I am in a friendship where I don’t know how honest I can be. And in truth, I often wonder if we know each other well enough where I can be completely honest with her.
I’ve watched her get into a relationship that I knew would not work. I watched it move way too fast, I watched it crashed, and only afterward did I say how I really feel. I watched this relationship rekindle, and I still held back. I watched as it became a roller coaster. I didn’t hold back completely, but I was still holding back.
With any other friend, this would of been easy. I have no idea if they would of considered my feelings on the issue. Okay, maybe I do. Some of them would and some wouldn’t, and that is okay, but there would of been no holding back on my part. I would of put it all out there, with no worries about how any one would take it. These friendships though have much history, and these conversations happen pretty easily.
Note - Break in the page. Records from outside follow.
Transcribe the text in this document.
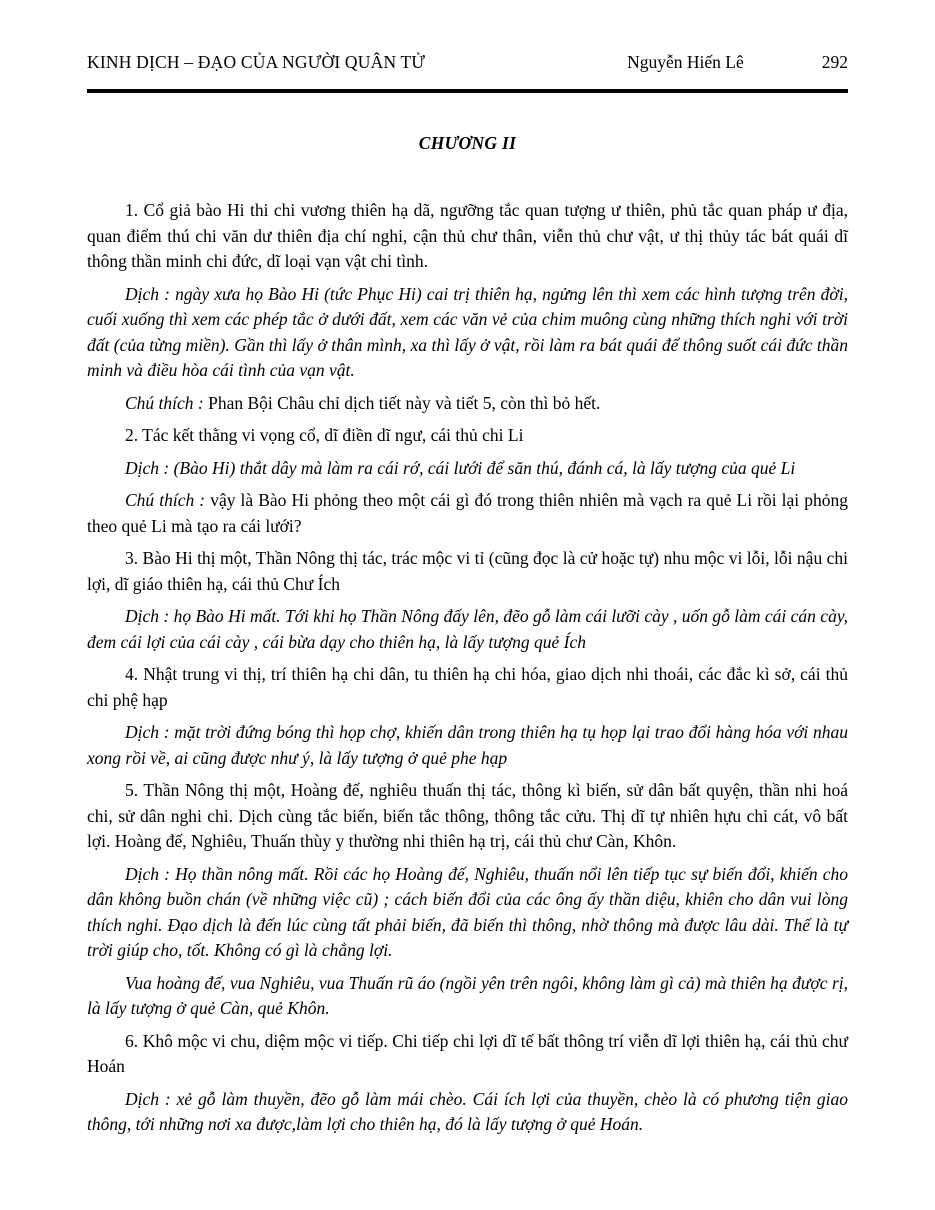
KINH DỊCH – ĐẠO CỦA NGƯỜI QUÂN TỬ	Nguyễn Hiến Lê	292
CHƯƠNG II

1. Cổ giả bào Hi thi chi vương thiên hạ dã, ngưỡng tắc quan tượng ư thiên, phủ tắc quan pháp ư địa, quan điểm thú chi văn dư thiên địa chí nghi, cận thủ chư thân, viễn thủ chư vật, ư thị thủy tác bát quái dĩ thông thần minh chi đức, dĩ loại vạn vật chi tình.

Dịch : ngày xưa họ Bào Hi (tức Phục Hi) cai trị thiên hạ, ngửng lên thì xem các hình tượng trên đời, cuối xuống thì xem các phép tắc ở dưới đất, xem các văn vẻ của chim muông cùng những thích nghi với trời đất (của từng miền). Gần thì lấy ở thân mình, xa thì lấy ở vật, rồi làm ra bát quái để thông suốt cái đức thần minh và điều hòa cái tình của vạn vật.

Chú thích : Phan Bội Châu chỉ dịch tiết này và tiết 5, còn thì bỏ hết.

2. Tác kết thằng vi vọng cổ, dĩ điền dĩ ngư, cái thủ chi Li

Dịch : (Bào Hi) thắt dây mà làm ra cái rớ, cái lưới để săn thú, đánh cá, là lấy tượng của quẻ Li

Chú thích : vậy là Bào Hi phỏng theo một cái gì đó trong thiên nhiên mà vạch ra quẻ Li rồi lại phỏng theo quẻ Li mà tạo ra cái lưới?

3. Bào Hi thị một, Thần Nông thị tác, trác mộc vi tỉ (cũng đọc là cử hoặc tự) nhu mộc vi lỗi, lỗi nậu chi lợi, dĩ giáo thiên hạ, cái thủ Chư Ích

Dịch : họ Bào Hi mất. Tới khi họ Thần Nông đấy lên, đẽo gỗ làm cái lưỡi cày , uốn gỗ làm cái cán cày, đem cái lợi của cái cày , cái bừa dạy cho thiên hạ, là lấy tượng quẻ Ích

4. Nhật trung vi thị, trí thiên hạ chi dân, tu thiên hạ chi hóa, giao dịch nhi thoái, các đắc kì sở, cái thủ chi phệ hạp

Dịch : mặt trời đứng bóng thì họp chợ, khiến dân trong thiên hạ tụ họp lại trao đổi hàng hóa với nhau xong rồi về, ai cũng được như ý, là lấy tượng ở quẻ phe hạp

5. Thần Nông thị một, Hoàng đế, nghiêu thuấn thị tác, thông kì biến, sử dân bất quyện, thần nhi hoá chi, sử dân nghi chi. Dịch cùng tắc biến, biến tắc thông, thông tắc cửu. Thị dĩ tự nhiên hựu chi cát, vô bất lợi. Hoàng đế, Nghiêu, Thuấn thùy y thường nhi thiên hạ trị, cái thủ chư Càn, Khôn.

Dịch : Họ thần nông mất. Rồi các họ Hoàng đế, Nghiêu, thuấn nổi lên tiếp tục sự biến đổi, khiến cho dân không buồn chán (về những việc cũ) ; cách biến đổi của các ông ấy thần diệu, khiên cho dân vui lòng thích nghi. Đạo dịch là đến lúc cùng tất phải biến, đã biến thì thông, nhờ thông mà được lâu dài. Thế là tự trời giúp cho, tốt. Không có gì là chẳng lợi.

Vua hoàng đế, vua Nghiêu, vua Thuấn rũ áo (ngồi yên trên ngôi, không làm gì cả) mà thiên hạ được rị, là lấy tượng ở quẻ Càn, quẻ Khôn.

6. Khô mộc vi chu, diệm mộc vi tiếp. Chi tiếp chi lợi dĩ tế bất thông trí viễn dĩ lợi thiên hạ, cái thủ chư Hoán

Dịch : xẻ gỗ làm thuyền, đẽo gỗ làm mái chèo. Cái ích lợi của thuyền, chèo là có phương tiện giao thông, tới những nơi xa được,làm lợi cho thiên hạ, đó là lấy tượng ở quẻ Hoán.
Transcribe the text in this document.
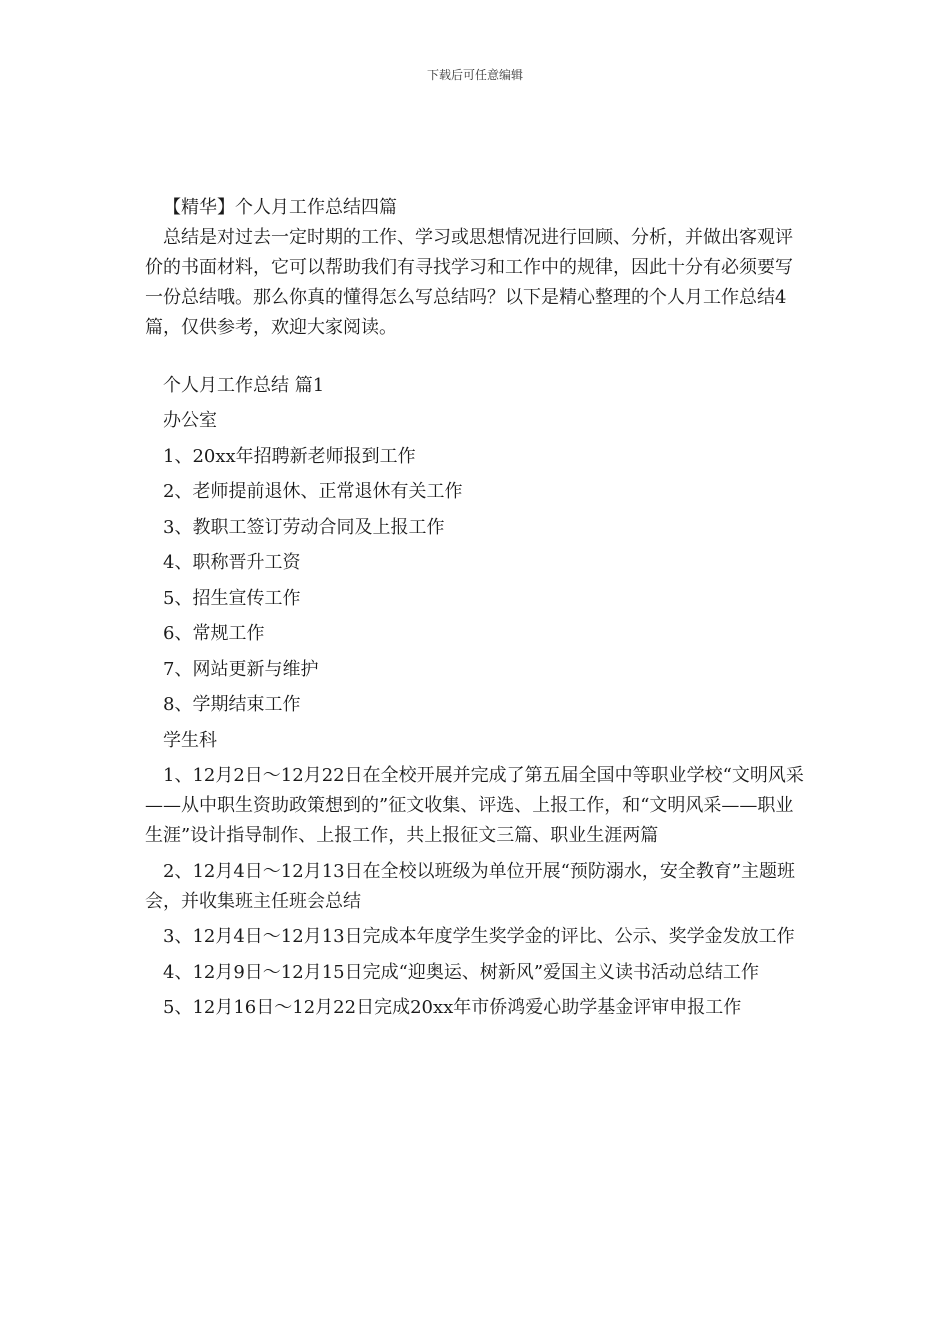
下载后可任意编辑

【精华】个人月工作总结四篇

总结是对过去一定时期的工作、学习或思想情况进行回顾、分析，并做出客观评价的书面材料，它可以帮助我们有寻找学习和工作中的规律，因此十分有必须要写一份总结哦。那么你真的懂得怎么写总结吗？以下是精心整理的个人月工作总结4篇，仅供参考，欢迎大家阅读。

个人月工作总结 篇1

办公室

1、20xx年招聘新老师报到工作

2、老师提前退休、正常退休有关工作

3、教职工签订劳动合同及上报工作

4、职称晋升工资

5、招生宣传工作

6、常规工作

7、网站更新与维护

8、学期结束工作

学生科

1、12月2日～12月22日在全校开展并完成了第五届全国中等职业学校“文明风采——从中职生资助政策想到的”征文收集、评选、上报工作，和“文明风采——职业生涯”设计指导制作、上报工作，共上报征文三篇、职业生涯两篇

2、12月4日～12月13日在全校以班级为单位开展“预防溺水，安全教育”主题班会，并收集班主任班会总结

3、12月4日～12月13日完成本年度学生奖学金的评比、公示、奖学金发放工作

4、12月9日～12月15日完成“迎奥运、树新风”爱国主义读书活动总结工作

5、12月16日～12月22日完成20xx年市侨鸿爱心助学基金评审申报工作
I’ve never thought about these things before. I’m use to saying whats on my mind. I’m use to friends knowing how I feel or what I’m likely to say. Lately, She’s become irritable, and is alienating people with her attitude and behavior. While she hasn’t alienated me (yet), my annoyance meter is pretty high. Sometimes I find myself getting ready to say something but uncertainty makes me walk away. How solid is our friendship? I wonder if I can just be honest, and all will be fine. If not, is this the kind of friendship I want? I doubt that.